Crowdfunding Planning Understands The Pros & Cons of Crowdfunding

posted May 31, 2013, 9:49 AM by Andrew Manzo   [ updated Jun 5, 2013, 10:39 AM ]
Like any funding method, Crowdfunding has its pros and cons; and I want you to be fully informed with a plan for addressing each of them.

The Pros

One of the key benefits of Crowdfunding is that it's a very simple method of getting funding.

And particularly, it allows you to raise money from unaccredited investors without the myriad legal issues that often arise with these investors.

Importantly, Crowdfunding makes it possible for good ideas that do not appeal to conventional investors to get financing from the crowd. Not only does Crowdfunding provide money to start a project, is also secures evidence of support from potential customers. In addition, it also contributes to word-of-mouth advertising.

An entrepreneur who uses Crowdfunding generally uses websites to solicit small contributions from people who are not typical financiers. 

There are a number of different variations:

1) The entrepreneur may solicit pledges to back an idea in which no material is offered in return for pledges. This type of Crowdfunding has long been used for artistic patronage or charity fundraising. The other variation, which has recently become extremely popular, is when the entrepreneur gives rewards (typically the product or service they are developing) in return for pledges.

2) At times, the threshold approach to Crowdfunding is used. When this type of Crowdfunding is used, unless the threshold amount is raised by the set deadline, all of the pledges will be voided.

Now for the Disadvantages

In spite of the many advantages to Crowdfunding, there is one big potential disadvantage. When someone solicits Crowdfunding, one of the requirements is to disclose the idea that needs funding. 

This exposes the idea's owner to the risk of his/her project being copied by competitors who have better financing. If the competition releases the idea before funding can be raised, the owner of the original idea risks losing market share.

For example, an entrepreneur has developed a new type of toothpaste that better prevents cavities. However, this unknown inventor lacks the necessary funds to get the project off of the ground, so he/she turns to Crowdfunding. An executive at Colgate-Palmolive sees the campaign, and before the entrepreneur has time to collect the funding that he or she needs, the product is on the shelf with the larger company's name on it. 

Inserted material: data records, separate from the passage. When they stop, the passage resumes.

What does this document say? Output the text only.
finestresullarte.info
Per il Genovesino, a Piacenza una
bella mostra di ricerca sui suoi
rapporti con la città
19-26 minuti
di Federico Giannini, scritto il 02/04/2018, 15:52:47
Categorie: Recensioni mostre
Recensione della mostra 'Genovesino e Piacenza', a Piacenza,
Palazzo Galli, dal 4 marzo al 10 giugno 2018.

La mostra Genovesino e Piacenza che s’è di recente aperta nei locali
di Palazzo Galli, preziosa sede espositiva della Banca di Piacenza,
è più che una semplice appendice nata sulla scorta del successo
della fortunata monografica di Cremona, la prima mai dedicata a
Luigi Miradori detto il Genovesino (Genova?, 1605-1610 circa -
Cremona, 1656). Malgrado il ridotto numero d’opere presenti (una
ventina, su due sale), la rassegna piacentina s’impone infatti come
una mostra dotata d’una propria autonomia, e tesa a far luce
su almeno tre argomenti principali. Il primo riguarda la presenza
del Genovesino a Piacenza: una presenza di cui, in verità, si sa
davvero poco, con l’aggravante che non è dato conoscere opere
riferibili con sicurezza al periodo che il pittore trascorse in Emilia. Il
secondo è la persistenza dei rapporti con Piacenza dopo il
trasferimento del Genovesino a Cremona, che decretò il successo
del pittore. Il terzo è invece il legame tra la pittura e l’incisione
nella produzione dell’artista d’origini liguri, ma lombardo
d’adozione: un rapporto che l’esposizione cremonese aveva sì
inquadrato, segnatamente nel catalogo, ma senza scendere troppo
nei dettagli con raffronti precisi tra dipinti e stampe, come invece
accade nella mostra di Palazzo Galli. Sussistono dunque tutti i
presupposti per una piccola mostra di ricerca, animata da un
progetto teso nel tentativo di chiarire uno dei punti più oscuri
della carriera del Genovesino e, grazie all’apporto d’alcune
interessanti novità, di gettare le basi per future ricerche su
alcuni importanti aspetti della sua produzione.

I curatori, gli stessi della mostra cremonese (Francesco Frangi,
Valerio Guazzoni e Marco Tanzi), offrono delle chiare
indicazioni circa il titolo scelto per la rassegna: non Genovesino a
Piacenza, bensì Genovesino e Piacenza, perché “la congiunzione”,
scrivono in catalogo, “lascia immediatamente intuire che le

However, while many entrepreneurs are paranoid about their ideas being stolen, this risk doesn't bother me at all. Why? Because while your ideas are important, executing on them is more important. And most people who hear your idea just won't be able to execute. And realize that once you introduce your idea to the market, if it's good enough, others WILL copy it. So, focus on executing on your idea, not protecting it (unless there is intellectual property you can file, in which case, do so).

Likewise, with regards to large companies taking your idea, like in the toothpaste example above, this is not a big concern. Large companies are generally very poor at launching new products (and it takes them a long time to do), and they prefer to wait to see if your product will be successful. And if your product is successful, they are generally prone to buy your company versus building a competitive product from scratch.

A second downside of Crowdfunding is that it's not right for all types of ventures. It's perfect if you don't need millions of dollars in funding, and if you can use that funding to quickly create your product or service. Conversely, if you need millions of dollars to develop a new technology that may take years of R&D, Crowdfunding is not right for you since the return period is too long. In such a case, angel and venture capital investors are better suited for you.

In summary Crowdfunding has the key advantages of being quick and easy to raise, while also helping you build a customer base. The potential disadvantage of it exposing your idea to competitors and/or copycats is over-rated; it's just not that big a deal.